What to watch next: First, the trustee’s choice of a long‑term servicer and any friction as accounts are transferred. Second, whether warehouse lenders or ABS investors file repurchase claims if they find inaccurate collateral representations. Third, the trajectory of 60‑day auto delinquencies through the winter, historically the peak season for repossessions. And finally, any spillovers from other corners of asset‑backed finance—such as invoice‑backed funding—where originators’ controls come under scrutiny.
If the macro economy continues on a slow‑and‑steady path—moderate inflation, an unemployment rate in the low‑4s—these micro‑level stressors may register not as a full‑blown crisis but as a drag: fewer approvals for borderline borrowers, slightly higher APRs, and more frequent repossessions in already stressed ZIP codes. That would still feel like a downturn to the households living it. The policy challenge is to improve access to reliable transportation without recreating the incentives that encouraged sloppy underwriting. That may mean targeted support for credit‑building products, stricter policing of payment packing and add‑ons, and investments in transit for places where driving is the only option today.

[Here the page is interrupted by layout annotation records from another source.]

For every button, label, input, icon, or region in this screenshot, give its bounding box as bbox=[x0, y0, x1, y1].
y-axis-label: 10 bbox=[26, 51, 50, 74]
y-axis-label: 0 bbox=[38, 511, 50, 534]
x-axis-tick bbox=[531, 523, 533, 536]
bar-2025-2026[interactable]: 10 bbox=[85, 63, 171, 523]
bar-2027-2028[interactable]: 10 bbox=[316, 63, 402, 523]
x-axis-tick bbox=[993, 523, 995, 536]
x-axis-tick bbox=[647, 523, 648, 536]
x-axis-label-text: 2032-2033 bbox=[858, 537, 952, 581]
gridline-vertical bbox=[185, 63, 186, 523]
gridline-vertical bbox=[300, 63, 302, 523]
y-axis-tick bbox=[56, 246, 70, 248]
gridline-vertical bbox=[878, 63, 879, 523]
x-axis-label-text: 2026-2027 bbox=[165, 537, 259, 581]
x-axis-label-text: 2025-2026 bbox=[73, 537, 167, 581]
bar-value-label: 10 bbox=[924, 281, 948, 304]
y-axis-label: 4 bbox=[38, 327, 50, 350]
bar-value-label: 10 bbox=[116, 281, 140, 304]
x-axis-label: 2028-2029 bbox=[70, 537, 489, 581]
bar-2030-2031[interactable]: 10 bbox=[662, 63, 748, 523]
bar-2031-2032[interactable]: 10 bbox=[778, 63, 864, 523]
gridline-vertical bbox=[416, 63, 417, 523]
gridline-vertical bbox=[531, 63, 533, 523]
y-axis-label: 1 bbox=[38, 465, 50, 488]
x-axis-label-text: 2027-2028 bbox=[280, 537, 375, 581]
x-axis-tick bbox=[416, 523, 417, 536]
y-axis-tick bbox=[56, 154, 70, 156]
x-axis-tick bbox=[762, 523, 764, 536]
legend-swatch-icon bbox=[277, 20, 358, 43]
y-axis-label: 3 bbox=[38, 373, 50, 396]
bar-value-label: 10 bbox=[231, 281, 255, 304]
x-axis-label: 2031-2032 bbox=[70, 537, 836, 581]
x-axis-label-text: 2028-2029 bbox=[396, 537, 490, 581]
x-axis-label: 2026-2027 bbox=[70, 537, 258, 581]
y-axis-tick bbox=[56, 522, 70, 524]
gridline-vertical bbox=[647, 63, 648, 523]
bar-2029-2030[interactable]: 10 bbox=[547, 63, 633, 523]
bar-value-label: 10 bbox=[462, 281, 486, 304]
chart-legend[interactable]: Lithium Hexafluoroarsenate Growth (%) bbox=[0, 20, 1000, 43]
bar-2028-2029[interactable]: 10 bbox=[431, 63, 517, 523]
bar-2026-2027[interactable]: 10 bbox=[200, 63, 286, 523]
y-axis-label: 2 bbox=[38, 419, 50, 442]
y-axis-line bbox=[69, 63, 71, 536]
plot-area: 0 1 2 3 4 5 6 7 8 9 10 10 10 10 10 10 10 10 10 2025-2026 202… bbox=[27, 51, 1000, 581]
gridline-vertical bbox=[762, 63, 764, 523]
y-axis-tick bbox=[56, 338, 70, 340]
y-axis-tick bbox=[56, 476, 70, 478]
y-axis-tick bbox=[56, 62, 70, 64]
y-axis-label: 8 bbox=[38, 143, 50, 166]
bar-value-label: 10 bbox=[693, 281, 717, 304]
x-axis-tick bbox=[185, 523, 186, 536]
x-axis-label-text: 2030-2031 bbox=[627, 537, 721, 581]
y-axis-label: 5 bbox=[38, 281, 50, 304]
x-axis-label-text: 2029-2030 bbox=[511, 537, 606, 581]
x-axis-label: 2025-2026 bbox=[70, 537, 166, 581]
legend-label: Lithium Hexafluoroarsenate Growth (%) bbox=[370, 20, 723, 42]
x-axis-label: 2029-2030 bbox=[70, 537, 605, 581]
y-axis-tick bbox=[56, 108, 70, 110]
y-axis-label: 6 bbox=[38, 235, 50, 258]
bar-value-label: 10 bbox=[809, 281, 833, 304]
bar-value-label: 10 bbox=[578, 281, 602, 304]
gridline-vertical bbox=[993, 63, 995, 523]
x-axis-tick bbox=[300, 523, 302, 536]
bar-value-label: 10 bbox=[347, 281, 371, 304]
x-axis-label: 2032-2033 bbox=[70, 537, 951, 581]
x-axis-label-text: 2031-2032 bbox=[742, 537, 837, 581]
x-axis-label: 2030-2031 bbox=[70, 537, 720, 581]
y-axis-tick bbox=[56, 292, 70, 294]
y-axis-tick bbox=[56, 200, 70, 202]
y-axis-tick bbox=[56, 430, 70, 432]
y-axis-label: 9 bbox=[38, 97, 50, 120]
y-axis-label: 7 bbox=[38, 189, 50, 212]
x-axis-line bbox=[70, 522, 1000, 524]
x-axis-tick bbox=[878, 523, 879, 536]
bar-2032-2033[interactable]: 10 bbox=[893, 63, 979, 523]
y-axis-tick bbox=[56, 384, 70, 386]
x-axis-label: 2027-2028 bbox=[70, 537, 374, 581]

The story of Tricolor is still being written in bankruptcy court. For the borrowers whose commutes depend on cars financed through its lots, the more pressing story is whether they can get to work on Monday—and whether the next payment keeps the tow truck away.
Sources
• WSJ: “Collapse of Subprime Lender Tricolor Kicks Off Scramble for 100,000 Car Loans” (Sept. 18, 2025).
• Bloomberg Law: “Tricolor Downfall Is Rare Straight‑to‑Chapter 7 for Big Business” (Sept. 24, 2025).
• Bloomberg News: “Tricolor’s New Loan‑Service Team Is Locked Out of the Building” (Sept. 26, 2025).
• AutoRemarketing: “Fallout from Tricolor bankruptcy intensifies throughout subprime space” (Sept. 15, 2025).
• Kelley Blue Book: “A Big Auto Lender Went Bankrupt. Here’s What It Means.” (Sept. 12, 2025).
• BLS: The Employment Situation — August 2025 (released Sept. 5, 2025).
• BLS: Consumer Price Index — August 2025 (released Sept. 11, 2025).
• TransUnion: Q2 2025 Credit Industry Insights — auto 60+ DPD at 1.31%.
• Princeton Eviction Lab: Eviction Tracking System (updated Sept. 1, 2025).
• Reuters/FT coverage of First Brands Group funding stress and affiliate bankruptcies (Sept. 25–27, 2025).